One is the eighty/twenty rule. Some students take more time than others and, not surprisingly, the students who lower a school's test average and management metrics are the ones who consume the most time and resources.
Even more significant are peer effects. K through 12 students are particularly sensitive to perceived social norms. By selectively removing certain students from the population, you can easily create a high degree of conformity to an almost ideal set of behaviors and attitudes.
Most educators look at getting rid of students as a last resort. The prevailing attitude is that you are there to help all the kids, not just the easy ones. You will find exceptions, of course, like principals who are a little too eager to expel certain students or find ways to influence which students are assigned to other schools, but they are forced to work around rules that discourage this behavior.

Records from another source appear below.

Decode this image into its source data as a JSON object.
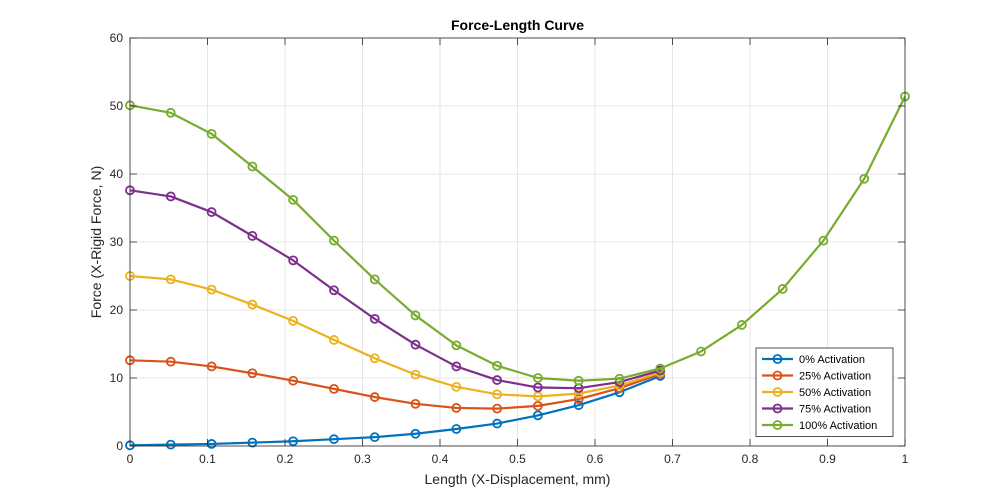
{
  "chart_data": {
    "type": "line",
    "title": "Force-Length Curve",
    "xlabel": "Length (X-Displacement, mm)",
    "ylabel": "Force (X-Rigid Force, N)",
    "xlim": [
      0,
      1
    ],
    "ylim": [
      0,
      60
    ],
    "xticks": [
      0,
      0.1,
      0.2,
      0.3,
      0.4,
      0.5,
      0.6,
      0.7,
      0.8,
      0.9,
      1
    ],
    "xtick_labels": [
      "0",
      "0.1",
      "0.2",
      "0.3",
      "0.4",
      "0.5",
      "0.6",
      "0.7",
      "0.8",
      "0.9",
      "1"
    ],
    "yticks": [
      0,
      10,
      20,
      30,
      40,
      50,
      60
    ],
    "ytick_labels": [
      "0",
      "10",
      "20",
      "30",
      "40",
      "50",
      "60"
    ],
    "grid": true,
    "legend_position": "bottom-right",
    "x": [
      0,
      0.0526,
      0.1053,
      0.1579,
      0.2105,
      0.2632,
      0.3158,
      0.3684,
      0.4211,
      0.4737,
      0.5263,
      0.5789,
      0.6316,
      0.6842,
      0.7368,
      0.7895,
      0.8421,
      0.8947,
      0.9474,
      1
    ],
    "series": [
      {
        "name": "0% Activation",
        "color": "#0072BD",
        "x": [
          0,
          0.0526,
          0.1053,
          0.1579,
          0.2105,
          0.2632,
          0.3158,
          0.3684,
          0.4211,
          0.4737,
          0.5263,
          0.5789,
          0.6316,
          0.6842
        ],
        "values": [
          0.1,
          0.2,
          0.3,
          0.5,
          0.7,
          1.0,
          1.3,
          1.8,
          2.5,
          3.3,
          4.5,
          6.0,
          7.9,
          10.3
        ]
      },
      {
        "name": "25% Activation",
        "color": "#D95319",
        "x": [
          0,
          0.0526,
          0.1053,
          0.1579,
          0.2105,
          0.2632,
          0.3158,
          0.3684,
          0.4211,
          0.4737,
          0.5263,
          0.5789,
          0.6316,
          0.6842
        ],
        "values": [
          12.6,
          12.4,
          11.7,
          10.7,
          9.6,
          8.4,
          7.2,
          6.2,
          5.6,
          5.5,
          5.9,
          6.9,
          8.5,
          10.6
        ]
      },
      {
        "name": "50% Activation",
        "color": "#EDB120",
        "x": [
          0,
          0.0526,
          0.1053,
          0.1579,
          0.2105,
          0.2632,
          0.3158,
          0.3684,
          0.4211,
          0.4737,
          0.5263,
          0.5789,
          0.6316,
          0.6842
        ],
        "values": [
          25.0,
          24.5,
          23.0,
          20.8,
          18.4,
          15.6,
          12.9,
          10.5,
          8.7,
          7.6,
          7.3,
          7.7,
          8.9,
          10.8
        ]
      },
      {
        "name": "75% Activation",
        "color": "#7E2F8E",
        "x": [
          0,
          0.0526,
          0.1053,
          0.1579,
          0.2105,
          0.2632,
          0.3158,
          0.3684,
          0.4211,
          0.4737,
          0.5263,
          0.5789,
          0.6316,
          0.6842
        ],
        "values": [
          37.6,
          36.7,
          34.4,
          30.9,
          27.3,
          22.9,
          18.7,
          14.9,
          11.7,
          9.7,
          8.6,
          8.5,
          9.4,
          11.1
        ]
      },
      {
        "name": "100% Activation",
        "color": "#77AC30",
        "x": [
          0,
          0.0526,
          0.1053,
          0.1579,
          0.2105,
          0.2632,
          0.3158,
          0.3684,
          0.4211,
          0.4737,
          0.5263,
          0.5789,
          0.6316,
          0.6842,
          0.7368,
          0.7895,
          0.8421,
          0.8947,
          0.9474,
          1
        ],
        "values": [
          50.1,
          49.0,
          45.9,
          41.1,
          36.2,
          30.2,
          24.5,
          19.2,
          14.8,
          11.8,
          10.0,
          9.6,
          9.9,
          11.4,
          13.9,
          17.8,
          23.1,
          30.2,
          39.3,
          51.4
        ]
      }
    ]
  }
}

For charter schools, though, these selective factors are built into the system. Here's the deal that college prep charter schools offer, if the students go through an involved application/induction process, take more difficult courses during a longer school day and do more homework, they will have a better chance at academic and professional success. These schools have automatically limited their pool of applicants to kids who consider academic and professional success both desirable and attainable and who come from supportive, involved families that are willing to make a real effort to give their children a chance to succeed.
(quick clarification: we are talking about selection processes that favor certain attitudes and behaviors. We are NOT talking about favoring students with high test scores. Many reporters and, God help us, researchers have failed to grasp this distinction.)
Charter schools segregate out a group of students who tend to be, to put it bluntly, easy to teach. This is not an entirely bad thing. Though there are concerns about this being a zero-sum-game, there is something to be said for making sure that every neighborhood has at least one educational bright spot.
It is, however, an entirely bad thing when dishonest or naive observers evaluate these schools without taking these systemic advantages into account and it is worse still when unscrupulous administrators try to build on those systemic advantages by cooking the data through selective attrition.
If you start with a student body made up almost entirely of kids who want to be in school, avoid gangs and graduate from college, who are supported by families with the same goals, you should expect relatively low attrition. When you see the opposite, you should certainly be suspicious. Even the most inept administrator can look good if you allow him or her to pick the most promising students out of an already select group.